In June 2018, the company announced that its AI could diagnose health issues as well as a human doctor. These claims have been widely disputed and the methods of evaluation utilized by Babylon discredited. In November 2018, a The Lancet publication concluded "Babylon's study does not offer convincing evidence that its Babylon Diagnostic and Triage System can perform better than doctors in any realistic situation, and there is a possibility that it might perform significantly worse. If this study is the only evidence for the performance of the Babylon Diagnostic and Triage System, then it appears to be early in stage 2 of the STEAD framework (preclinical). Further clinical evaluation is necessary to ensure confidence in patient safety."

The safety concerns relating to the chatbot highlighted significant gaps within the medical device regulatory framework for telehealth apps. In the UK, medical AI chatbots may be registered as a class 1 medical device, thus are not subject to any form of regulatory approval. In February 2020, safety concerns relating to the Babylon AI chatbot were the subject of a BBC Newsnight investigation. The UK's medical device regulatory body, the Medicines and Healthcare products Regulatory Agency (MHRA), has acknowledged the 'concerns' regarding Babylon Health.

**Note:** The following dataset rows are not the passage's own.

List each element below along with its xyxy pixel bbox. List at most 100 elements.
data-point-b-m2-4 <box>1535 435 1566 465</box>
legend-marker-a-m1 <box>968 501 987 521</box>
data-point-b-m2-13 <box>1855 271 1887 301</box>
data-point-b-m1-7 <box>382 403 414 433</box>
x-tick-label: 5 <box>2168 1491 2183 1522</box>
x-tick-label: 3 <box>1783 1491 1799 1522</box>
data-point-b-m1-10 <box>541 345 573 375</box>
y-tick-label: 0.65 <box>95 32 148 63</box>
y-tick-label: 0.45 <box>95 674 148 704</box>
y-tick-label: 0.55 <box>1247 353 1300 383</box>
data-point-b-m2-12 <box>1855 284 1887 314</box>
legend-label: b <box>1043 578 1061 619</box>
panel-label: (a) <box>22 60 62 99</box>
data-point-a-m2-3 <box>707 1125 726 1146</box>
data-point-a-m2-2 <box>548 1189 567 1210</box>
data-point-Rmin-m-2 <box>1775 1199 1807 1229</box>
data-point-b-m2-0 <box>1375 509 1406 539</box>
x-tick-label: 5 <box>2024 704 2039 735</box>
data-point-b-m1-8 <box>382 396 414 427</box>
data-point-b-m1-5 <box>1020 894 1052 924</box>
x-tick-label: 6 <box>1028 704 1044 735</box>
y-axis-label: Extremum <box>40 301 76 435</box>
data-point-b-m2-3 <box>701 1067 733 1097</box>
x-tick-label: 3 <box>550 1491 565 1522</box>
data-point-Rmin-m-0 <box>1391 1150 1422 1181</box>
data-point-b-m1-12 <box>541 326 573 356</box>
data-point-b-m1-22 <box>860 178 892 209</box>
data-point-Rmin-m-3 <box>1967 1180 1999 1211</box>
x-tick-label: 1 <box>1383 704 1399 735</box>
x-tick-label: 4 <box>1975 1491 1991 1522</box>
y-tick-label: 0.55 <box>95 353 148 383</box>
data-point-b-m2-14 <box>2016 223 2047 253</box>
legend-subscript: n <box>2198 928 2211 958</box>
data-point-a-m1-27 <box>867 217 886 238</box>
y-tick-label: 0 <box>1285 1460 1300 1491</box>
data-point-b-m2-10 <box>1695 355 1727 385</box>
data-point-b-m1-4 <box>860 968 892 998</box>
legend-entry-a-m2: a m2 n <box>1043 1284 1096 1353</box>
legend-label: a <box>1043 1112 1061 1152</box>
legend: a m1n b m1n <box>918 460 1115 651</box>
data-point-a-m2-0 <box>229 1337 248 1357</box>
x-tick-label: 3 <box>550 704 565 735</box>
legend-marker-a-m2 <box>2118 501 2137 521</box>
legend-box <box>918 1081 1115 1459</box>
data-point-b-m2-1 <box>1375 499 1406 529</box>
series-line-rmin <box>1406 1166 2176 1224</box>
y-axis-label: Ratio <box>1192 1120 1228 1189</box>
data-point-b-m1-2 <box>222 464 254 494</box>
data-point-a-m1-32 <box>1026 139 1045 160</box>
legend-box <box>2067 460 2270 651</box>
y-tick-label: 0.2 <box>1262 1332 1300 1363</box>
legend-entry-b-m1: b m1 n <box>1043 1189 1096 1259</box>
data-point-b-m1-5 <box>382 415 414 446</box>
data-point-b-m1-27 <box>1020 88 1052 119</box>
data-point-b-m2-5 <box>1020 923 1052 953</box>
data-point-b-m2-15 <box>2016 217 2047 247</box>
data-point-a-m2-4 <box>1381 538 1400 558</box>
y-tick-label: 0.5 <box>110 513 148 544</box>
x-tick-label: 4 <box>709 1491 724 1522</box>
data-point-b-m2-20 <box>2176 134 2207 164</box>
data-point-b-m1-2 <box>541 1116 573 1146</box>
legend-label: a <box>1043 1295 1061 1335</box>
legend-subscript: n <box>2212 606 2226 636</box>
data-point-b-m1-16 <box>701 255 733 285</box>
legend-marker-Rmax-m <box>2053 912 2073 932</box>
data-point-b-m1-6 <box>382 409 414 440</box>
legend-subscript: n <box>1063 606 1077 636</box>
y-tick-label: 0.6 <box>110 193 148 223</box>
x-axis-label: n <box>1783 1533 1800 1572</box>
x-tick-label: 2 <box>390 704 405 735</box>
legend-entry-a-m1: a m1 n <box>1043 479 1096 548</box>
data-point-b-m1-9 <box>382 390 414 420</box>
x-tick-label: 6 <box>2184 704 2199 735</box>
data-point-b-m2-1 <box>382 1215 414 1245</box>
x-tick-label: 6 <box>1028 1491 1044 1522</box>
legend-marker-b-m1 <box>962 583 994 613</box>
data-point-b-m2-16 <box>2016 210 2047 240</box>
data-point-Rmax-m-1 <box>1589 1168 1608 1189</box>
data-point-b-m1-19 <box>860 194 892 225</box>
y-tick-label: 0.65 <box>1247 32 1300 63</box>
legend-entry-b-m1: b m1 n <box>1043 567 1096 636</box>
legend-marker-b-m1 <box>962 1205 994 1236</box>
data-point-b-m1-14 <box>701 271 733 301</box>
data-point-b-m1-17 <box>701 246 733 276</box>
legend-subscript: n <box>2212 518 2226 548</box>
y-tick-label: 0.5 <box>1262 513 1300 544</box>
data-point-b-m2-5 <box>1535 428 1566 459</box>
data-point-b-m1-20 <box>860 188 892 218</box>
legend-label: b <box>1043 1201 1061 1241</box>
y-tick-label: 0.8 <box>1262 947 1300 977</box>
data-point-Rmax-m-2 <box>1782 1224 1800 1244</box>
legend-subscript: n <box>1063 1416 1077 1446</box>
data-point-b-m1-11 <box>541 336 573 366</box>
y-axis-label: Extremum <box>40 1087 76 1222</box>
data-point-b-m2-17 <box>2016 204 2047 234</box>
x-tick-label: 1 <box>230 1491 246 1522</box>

===Investigation by Alberta's Privacy Commissioner ===
In April 2020, Alberta's privacy commissioner launched two investigations into Babylon, by Telus Health, over non-compliance and medical privacy concerns. The reports found that the province's health information privacy laws when ignored when the Telus Babylon App was launched, commenting, "I think what we have here is an example of an app that was developed in another jurisdiction and was dropped into Alberta without due regard for Alberta's legislation."

===Sales of COVID-19 antibody tests===
In May 2020, Babylon Health marketed a non-MHRA-approved COVID-19 antibody home testing kit that used capillary blood (finger-prick). Abbott, which developed the sole approved antibody test at the time to work on venous samples, released a statement advising that the test should not be conducted with capillary samples. The MHRA asked all providers of COVID-19 antibody testing services using capillary blood to stop providing these services and advised the public to ignore any result they receive from these private kits.

===Babylon App Data breach===
In June 2020, a data breach occurred in which three patients were provided with access to recordings of other patients' video consultations. Babylon Health claimed the breach was live for 2 hours and was due to a software error. Following the breach, a Digital Health investigation found that a series of technical information exposing potential weaknesses in Babylon Health's technology was freely available through a Firebase database mistakenly left open. The assessment report was published on GitHub.

===Legal dispute with Care Quality Commission===
In 2017, Babylon made a legal challenge in the High Court to prevent the Care Quality Commission (CQC) from publishing a report that raised several concerns regarding the potential for prescriptions being misused and information not always being shared with the patient's primary GP. The High Court ruled against the injunction and the report was published in December 2017. Babylon agreed to pay the regulator £11,000 in costs.

=== Collapse ===
Babylon Health, once valued at around $4.2 billion, collapsed following criticism over unfulfilled promises, governance issues, and lack of clinically verified outcomes. Its failure has been compared to other high-profile technology collapses, such as Theranos, and is often cited as a warning for companies in emerging AI-related industries.